I had a fire in my bones, as a prophet once put it, and I had to create and share.

That sentence reads melodramatic, but I think most creatives know what I’m talking about…
the compulsion to make something meaningful and share it with the people we love;
to connect in deep ways where what’s being sung and experienced becomes a conversation of “me too”;
to make something beautiful that speaks in and over and through the human condition. 


So that year, a decade ago, after that important conversation, I started taking creating seriously. I had another job as a worship leader but I also started dedicating time to songwriting, to having a website, a Facebook page, to setting up a series of house concerts. I put together my first ever tour with the goal to break even (I made $500 and was so thrilled).

I had just turned 30.
And I’ve kept this up the last 10 years.

When people ask what I do for a living I tell them musician
and it’s usually with a great deal of pride.
That title is a juggling of a whole lot of “main jobs” and “side hustles”. I think the most important thing the intentionality over these years has done… it has addressed the compulsion to make and given me space to create.

To put it maybe a better way, it’s helped me be the person I’ve needed to be; the person I’ve felt called to be.

I’ve made work I’m proud of.
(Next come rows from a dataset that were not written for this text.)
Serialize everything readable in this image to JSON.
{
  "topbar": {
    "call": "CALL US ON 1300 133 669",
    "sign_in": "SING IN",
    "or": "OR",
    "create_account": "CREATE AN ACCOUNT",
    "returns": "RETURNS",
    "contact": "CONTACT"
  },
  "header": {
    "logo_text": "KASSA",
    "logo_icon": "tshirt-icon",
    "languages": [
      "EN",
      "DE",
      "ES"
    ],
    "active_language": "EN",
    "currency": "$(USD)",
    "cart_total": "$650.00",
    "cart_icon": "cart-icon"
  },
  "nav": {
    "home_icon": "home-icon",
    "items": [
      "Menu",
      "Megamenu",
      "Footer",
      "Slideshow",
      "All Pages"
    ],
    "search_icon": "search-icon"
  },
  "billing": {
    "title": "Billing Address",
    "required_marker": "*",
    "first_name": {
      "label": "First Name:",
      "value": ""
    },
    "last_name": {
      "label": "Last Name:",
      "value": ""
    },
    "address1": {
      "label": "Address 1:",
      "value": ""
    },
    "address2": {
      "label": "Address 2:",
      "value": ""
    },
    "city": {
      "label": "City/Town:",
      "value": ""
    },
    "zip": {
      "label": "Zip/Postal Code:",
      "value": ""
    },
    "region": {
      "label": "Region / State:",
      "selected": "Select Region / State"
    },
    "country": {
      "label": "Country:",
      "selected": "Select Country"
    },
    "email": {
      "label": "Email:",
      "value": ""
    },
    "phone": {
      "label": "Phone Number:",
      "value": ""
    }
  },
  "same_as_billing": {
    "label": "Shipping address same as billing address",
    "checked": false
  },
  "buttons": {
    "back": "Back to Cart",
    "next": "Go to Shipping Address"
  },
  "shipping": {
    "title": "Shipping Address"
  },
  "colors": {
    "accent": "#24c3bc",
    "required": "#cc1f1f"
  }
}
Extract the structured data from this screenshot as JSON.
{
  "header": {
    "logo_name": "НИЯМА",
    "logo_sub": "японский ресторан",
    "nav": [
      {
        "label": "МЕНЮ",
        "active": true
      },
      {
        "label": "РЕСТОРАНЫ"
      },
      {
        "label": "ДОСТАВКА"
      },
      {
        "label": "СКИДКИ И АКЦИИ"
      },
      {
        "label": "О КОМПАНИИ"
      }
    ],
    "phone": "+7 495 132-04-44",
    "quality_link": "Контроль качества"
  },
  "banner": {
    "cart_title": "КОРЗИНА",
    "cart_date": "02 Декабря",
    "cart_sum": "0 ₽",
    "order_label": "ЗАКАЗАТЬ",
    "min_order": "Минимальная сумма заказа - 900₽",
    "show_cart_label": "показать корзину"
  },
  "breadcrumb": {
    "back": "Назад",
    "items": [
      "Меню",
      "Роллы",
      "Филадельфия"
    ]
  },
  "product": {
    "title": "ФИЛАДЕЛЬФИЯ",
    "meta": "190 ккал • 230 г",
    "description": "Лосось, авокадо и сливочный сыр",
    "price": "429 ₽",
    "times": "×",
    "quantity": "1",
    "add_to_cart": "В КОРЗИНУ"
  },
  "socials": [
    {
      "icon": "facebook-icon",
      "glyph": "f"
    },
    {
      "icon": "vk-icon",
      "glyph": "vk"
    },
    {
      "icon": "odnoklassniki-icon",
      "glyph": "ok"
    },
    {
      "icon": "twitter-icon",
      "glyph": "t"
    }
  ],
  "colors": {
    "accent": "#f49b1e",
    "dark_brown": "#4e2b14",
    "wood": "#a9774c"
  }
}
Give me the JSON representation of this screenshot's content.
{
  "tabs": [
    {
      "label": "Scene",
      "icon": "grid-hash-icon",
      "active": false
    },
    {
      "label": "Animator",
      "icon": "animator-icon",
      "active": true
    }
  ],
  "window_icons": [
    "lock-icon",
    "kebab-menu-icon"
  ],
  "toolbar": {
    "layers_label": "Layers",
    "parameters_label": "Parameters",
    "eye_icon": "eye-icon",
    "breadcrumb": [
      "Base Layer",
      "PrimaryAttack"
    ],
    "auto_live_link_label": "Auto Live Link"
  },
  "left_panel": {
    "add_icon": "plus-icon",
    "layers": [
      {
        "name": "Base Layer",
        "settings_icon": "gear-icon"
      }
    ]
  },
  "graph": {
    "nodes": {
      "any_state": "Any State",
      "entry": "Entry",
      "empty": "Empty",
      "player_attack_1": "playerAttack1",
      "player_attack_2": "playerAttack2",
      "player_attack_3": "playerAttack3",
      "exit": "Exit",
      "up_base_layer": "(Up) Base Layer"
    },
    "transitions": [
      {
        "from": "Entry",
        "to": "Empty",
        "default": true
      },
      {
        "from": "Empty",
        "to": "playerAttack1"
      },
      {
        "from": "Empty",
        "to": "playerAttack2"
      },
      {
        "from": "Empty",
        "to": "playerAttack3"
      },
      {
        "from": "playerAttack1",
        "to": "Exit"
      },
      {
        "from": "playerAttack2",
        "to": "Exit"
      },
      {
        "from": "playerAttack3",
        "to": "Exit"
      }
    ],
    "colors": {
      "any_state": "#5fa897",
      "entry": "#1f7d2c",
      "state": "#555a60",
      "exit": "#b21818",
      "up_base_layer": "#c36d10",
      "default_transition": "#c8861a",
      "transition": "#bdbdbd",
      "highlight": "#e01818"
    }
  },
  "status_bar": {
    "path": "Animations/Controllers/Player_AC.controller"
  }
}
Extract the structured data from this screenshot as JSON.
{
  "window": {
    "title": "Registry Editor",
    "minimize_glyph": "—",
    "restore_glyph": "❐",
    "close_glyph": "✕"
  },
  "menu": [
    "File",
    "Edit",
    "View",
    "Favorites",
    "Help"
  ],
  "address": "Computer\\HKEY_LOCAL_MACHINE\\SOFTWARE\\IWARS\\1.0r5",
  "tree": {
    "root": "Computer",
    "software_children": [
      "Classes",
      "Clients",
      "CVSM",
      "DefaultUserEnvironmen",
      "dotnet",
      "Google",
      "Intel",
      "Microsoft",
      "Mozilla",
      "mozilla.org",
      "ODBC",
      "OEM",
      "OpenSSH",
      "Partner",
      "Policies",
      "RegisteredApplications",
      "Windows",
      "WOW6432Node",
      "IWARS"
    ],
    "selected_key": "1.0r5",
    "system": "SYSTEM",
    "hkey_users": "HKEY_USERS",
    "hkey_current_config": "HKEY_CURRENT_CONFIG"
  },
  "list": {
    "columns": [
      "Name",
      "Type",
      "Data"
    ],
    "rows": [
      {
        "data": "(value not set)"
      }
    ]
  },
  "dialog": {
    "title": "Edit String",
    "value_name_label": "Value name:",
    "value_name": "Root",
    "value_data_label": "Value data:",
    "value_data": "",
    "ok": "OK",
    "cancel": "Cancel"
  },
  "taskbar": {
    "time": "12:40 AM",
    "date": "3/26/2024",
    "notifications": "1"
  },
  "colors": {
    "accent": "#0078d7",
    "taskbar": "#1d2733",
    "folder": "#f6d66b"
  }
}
I’ve had people respond and let me know a song or project or experience meant a great deal to them.
And that truly has felt like the answer to the calling.
And it’s still not been my main source of income.
But it’s not a hobby.
It’s an identity. 

I’m so thankful, grateful that someone came along to give me permission to do this.
I needed the affirmation and encouragement
that even though creating this art is not my sole income, it’s my soul income.
That has personally been my largest hurdle to overcome in being an artist.


So now I say this quite seriously
to those of you with the fire in your bones to make and create and connect,
whatever your hangups are:

You can do this.
You feel deep inside you’re called to it and you HAVE to make.
Do what you need to do.
Be responsible. Live economically. Make it work.
It’s worth it.
Keep on your side hustles and passion projects
and add beauty to this world starved for meaning.
It makes a better us when you are fully you.
Thank you for being bold. It’s we who benefit.